CT scanning gives much more detail but does utilise radiation. Performed without contrast injection it is the best test to look for stones and will define the number, size and position within the urinary tract. If intravenous contrast is also given then even more detail is available. This is helpful to define precise anatomy and to assess other abnormalities in more detail. This scan takes between 10 & 30 minutes. The patient lies on a narrow bed that is moved through a large white ring (often likened to a large polo mint!)

Nuclear medicine scans are used to define the split function between kidneys (normal is approx 50:50 for left and right kidney). They can also help define if a kidney is obstructed

Simple Urine and Blood Tests

Urine can be dip tested in the clinic looking for blood or evidence of infection.
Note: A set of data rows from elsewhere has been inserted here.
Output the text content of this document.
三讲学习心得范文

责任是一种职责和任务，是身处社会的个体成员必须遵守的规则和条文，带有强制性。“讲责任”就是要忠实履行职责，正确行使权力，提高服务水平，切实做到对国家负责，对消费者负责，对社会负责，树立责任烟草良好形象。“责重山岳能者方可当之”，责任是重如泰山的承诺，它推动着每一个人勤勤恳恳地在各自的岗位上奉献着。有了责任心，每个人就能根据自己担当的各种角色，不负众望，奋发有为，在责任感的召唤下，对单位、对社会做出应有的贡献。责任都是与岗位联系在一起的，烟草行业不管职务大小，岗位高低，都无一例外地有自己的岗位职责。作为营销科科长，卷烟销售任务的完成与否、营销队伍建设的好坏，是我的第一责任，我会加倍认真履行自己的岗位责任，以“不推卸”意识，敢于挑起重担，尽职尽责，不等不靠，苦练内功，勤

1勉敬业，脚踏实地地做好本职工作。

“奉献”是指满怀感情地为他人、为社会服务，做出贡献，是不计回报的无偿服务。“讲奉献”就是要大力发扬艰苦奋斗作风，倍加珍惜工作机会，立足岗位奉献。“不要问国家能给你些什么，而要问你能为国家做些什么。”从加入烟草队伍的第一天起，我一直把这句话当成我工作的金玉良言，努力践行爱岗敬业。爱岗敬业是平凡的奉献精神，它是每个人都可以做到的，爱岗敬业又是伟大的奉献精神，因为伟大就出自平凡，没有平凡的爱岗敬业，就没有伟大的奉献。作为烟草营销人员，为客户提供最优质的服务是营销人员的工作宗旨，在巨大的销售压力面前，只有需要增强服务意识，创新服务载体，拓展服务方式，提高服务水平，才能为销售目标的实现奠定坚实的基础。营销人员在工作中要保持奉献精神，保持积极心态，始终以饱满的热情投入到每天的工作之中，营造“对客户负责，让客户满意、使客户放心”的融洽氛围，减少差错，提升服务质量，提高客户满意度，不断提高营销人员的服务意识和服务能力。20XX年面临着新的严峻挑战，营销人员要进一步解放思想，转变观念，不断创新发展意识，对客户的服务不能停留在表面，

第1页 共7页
A formal microscopic analysis and culture can be performed in the laboratory if required.

Basic blood parameters such as renal function, calcium and uric acid levels can be checked with a blood sample taken in clinic and the results are usually available within 24 hours

Screening For Recurrent or Complex Stone Disease

We do offer a detailed stone screening service via Dr Paul Cook (Consultant in Chemical Pathology and Metabolic Medicine) where more blood and urine tests (often including a 24 hour collection of urine into a large pot) are performed. This can be especially useful in patients with recurrent stones, family history of stones, diabetes mellitus, obesity, certain anatomical and metabolic abnormalities (such as single kidney, crohn’s disease or previous bowel surgery etc.)

This can provide the rationale for medical prevention therapy and bespoke dietary advice.